Step 10: Review and Finalize Report
a. Peer Review:
- Get colleagues or mentors to review your report.
- Incorporate the feedback and finalize the report.
b. Submission-Ready:
- Make sure the report is in the required format if you are aiming for publication.
- Make necessary adjustments as per journal guidelines.
Step 11: Share Your Findings
a. Presentation:
- Create a concise and clear presentation, highlighting the key aspects of your work.
- Practice it to ensure smooth delivery.
b. Publications:
- Select a suitable journal.
- Prepare your manuscript as per the journal’s guideline and submit it.
c. Data Sharing:
Step 12: Reviewers’ Comments and Publication
a. Address Reviewers’ Comments:
- Once submitted, you may receive comments and suggestions from peer reviewers.
- Address all comments diligently, make necessary changes, and resubmit the manuscript.
b. Publication:
- Once accepted, go through the proof carefully before it goes to publication.
- Share your published work with your peers and promote it for maximum reach.

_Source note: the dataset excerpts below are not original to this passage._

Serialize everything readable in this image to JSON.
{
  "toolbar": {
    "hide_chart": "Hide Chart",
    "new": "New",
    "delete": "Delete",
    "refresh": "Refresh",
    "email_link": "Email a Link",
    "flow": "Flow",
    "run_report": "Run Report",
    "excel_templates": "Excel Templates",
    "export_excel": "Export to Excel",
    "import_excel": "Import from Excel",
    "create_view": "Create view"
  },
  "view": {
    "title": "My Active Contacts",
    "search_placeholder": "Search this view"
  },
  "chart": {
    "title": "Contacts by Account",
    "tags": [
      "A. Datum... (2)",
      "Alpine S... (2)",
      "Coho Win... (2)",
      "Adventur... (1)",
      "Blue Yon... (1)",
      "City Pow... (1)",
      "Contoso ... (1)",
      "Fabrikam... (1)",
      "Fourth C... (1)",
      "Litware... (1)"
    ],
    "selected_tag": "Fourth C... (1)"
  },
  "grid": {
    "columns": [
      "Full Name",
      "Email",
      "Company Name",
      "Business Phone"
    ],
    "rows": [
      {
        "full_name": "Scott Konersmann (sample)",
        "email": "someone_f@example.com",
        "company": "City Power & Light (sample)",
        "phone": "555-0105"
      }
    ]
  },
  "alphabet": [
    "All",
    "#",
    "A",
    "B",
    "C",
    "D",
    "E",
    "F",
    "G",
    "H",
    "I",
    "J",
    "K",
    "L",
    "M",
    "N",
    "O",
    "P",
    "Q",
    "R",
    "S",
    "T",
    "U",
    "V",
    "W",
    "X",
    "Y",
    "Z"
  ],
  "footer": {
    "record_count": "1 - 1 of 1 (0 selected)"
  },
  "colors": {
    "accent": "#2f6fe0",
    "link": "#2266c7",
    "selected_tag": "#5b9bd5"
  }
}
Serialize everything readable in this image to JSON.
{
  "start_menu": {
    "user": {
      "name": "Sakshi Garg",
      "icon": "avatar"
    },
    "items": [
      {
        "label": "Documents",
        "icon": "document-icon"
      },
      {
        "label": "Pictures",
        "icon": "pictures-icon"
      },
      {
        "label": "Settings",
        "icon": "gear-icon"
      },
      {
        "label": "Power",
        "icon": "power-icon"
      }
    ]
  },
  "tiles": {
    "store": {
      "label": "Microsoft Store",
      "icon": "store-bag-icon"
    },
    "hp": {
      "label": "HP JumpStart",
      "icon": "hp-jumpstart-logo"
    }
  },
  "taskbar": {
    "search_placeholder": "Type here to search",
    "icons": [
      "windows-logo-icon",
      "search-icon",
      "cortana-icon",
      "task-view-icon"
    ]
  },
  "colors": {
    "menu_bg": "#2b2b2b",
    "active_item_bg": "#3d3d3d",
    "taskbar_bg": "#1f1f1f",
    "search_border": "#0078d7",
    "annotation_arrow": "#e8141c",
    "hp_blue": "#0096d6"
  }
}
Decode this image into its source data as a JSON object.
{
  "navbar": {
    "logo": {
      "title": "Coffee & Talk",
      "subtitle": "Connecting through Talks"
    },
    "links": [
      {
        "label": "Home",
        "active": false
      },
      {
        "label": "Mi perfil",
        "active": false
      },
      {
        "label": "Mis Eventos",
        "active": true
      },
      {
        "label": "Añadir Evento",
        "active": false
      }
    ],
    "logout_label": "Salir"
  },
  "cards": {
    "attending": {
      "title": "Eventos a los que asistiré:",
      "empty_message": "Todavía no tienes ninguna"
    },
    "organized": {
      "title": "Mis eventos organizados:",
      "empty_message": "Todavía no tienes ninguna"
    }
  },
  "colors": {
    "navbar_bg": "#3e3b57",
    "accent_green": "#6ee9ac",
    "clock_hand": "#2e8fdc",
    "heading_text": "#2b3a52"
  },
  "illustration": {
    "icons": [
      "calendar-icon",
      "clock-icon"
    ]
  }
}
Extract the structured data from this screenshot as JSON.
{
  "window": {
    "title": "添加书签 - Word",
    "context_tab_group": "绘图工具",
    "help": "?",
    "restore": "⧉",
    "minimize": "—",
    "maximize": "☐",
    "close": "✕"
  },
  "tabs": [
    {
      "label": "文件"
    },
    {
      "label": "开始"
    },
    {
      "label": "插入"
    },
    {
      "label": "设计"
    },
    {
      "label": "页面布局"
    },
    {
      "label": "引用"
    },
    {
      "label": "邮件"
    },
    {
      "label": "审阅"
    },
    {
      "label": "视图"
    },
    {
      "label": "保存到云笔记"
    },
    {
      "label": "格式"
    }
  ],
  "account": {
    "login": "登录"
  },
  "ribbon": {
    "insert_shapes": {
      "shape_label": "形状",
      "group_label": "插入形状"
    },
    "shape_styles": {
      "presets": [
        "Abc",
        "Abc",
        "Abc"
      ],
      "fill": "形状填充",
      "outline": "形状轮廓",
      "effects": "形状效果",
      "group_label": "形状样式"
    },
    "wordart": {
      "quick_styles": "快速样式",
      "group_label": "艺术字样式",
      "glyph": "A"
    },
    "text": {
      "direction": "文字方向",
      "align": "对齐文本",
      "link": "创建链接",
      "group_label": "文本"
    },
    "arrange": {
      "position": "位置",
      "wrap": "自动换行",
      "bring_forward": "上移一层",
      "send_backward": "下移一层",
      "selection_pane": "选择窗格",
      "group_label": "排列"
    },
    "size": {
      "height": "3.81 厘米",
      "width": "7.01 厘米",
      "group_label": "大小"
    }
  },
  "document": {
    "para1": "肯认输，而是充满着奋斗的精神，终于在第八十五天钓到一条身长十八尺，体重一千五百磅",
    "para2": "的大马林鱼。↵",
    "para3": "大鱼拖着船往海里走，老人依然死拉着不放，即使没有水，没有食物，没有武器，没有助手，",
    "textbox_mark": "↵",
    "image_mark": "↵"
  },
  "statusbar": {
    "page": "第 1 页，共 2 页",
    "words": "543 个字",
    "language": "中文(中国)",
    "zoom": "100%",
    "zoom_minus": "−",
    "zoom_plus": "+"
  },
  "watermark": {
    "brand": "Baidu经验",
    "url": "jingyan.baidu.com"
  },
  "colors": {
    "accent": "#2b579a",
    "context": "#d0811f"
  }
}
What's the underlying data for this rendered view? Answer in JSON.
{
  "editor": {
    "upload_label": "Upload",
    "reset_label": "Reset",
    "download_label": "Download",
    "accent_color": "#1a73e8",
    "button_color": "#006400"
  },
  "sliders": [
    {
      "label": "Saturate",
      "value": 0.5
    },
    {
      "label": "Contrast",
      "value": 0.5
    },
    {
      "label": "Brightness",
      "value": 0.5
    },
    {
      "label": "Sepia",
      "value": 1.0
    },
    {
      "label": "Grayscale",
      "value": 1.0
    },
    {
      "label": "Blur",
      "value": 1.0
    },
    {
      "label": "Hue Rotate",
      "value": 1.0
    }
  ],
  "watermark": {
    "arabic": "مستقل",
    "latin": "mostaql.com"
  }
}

Example of Python Code for Visuals:
import matplotlib.pyplot as plt# Example: Visualizing variant impact categories
impact_categories = df['IMPACT'].value_counts()
impact_categories.plot(kind='barh', color='skyblue')
plt.title('Variant Impact Categories')
plt.xlabel('Count')
plt.ylabel('Impact Category')
plt.show()
Example of R Code for Visuals:
library(ggplot2)# Example: Visualizing variant impact categories
impactCategories <- table(elementMetadata(vcf)$IMPACT)
ggplot(data=as.data.frame(impactCategories), aes(x=Var1, y=Freq)) +
geom_bar(stat='identity', fill='skyblue') +
labs(title="Variant Impact Categories", x="Impact Category", y="Count") + theme_minimal()
Remember, the steps involved may vary depending on the specifics of the study and the requirements of the journal if you are aiming to publish your work.